| Seventh Marines kicked off Operation Allen Brook May 4th, 1968. Go Noi Island wasn’t really an island – more like a peninsula between two rivers – but thick with gooks. Intelligence reported a reinforced regiment of NVA and three VC battalions had
moved in and were playing hell with the big American base in Da Nang. Brass
made the decision to clean them out, and India Company of the 3/27 was attached
to 7th for the operation.
I don’t care what anyone says. Somebody
should have foreseen the pile of shit the marines walked into on Go Noi. The
NVA were well armed, trained, disciplined and dug in deep. When our guys
went in, they ran into serious trouble right away, and it took the brass a
while to get their thumbs out of their asses and figure out how much reinforcement
they needed and how to bring it in. A few days later, India Company led
a battalion-sized advance near the village of Le Bac, when who knows what size
enemy force hit them. Difficult terrain and heavy enemy fire checked
the flanking movements of the two companies in support, and that left India
in the center, alone and pinned down.
The NVA decimated those poor bastards. The
enemy was so deeply dug in, even air and artillery support was of little help. The
marines fought like tigers and died like soldiers. A machine gunner with
India, Robert Burke, put Audie Murphy to shame that day. His squad pinned
down in the middle of the heaviest shit and taking casualties right and left,
Burke grabbed an M-60 and charged the enemy single-handed – and then
did it over and over again. I don’t know how many bunkers he knocked
out before the gooks finally got him, but he was awarded the Medal of Honor
for what he did that day.
Mike Company joined Operation Allen Brook on
the morning of the 17th. We’d
been running security at the POW camp south of Da Nang when we got called to
Go Noi to participate in our first large scale operation. Already pretty
well blooded patrolling our own TAOR, and I remember sitting in the LZ waiting
to fly in. I looked around at all those haunted faces around me and again
wondered how many would not come back.
- Marlin looked at the other soldiers as if gazing in a mirror – thinking
of his own mortality as much as his comrades’.
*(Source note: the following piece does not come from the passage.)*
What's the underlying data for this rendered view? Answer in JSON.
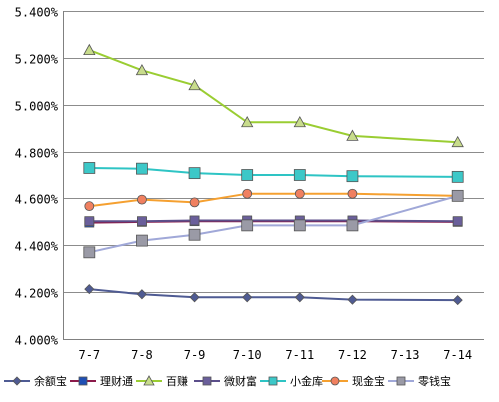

The chopper pilot that flew us in did some kind of circus-act approach, because
the LZ was hot as hell. All I saw out the back of the helicopter were
bodies strewn everywhere on the ground, and as we touched down, bloody bandages
kicked up by the rotor wash flew all over the place.
- Marlin knew at any moment, he could be transformed from detached observer
to one of the maimed, mutilated and dying marines on the ground.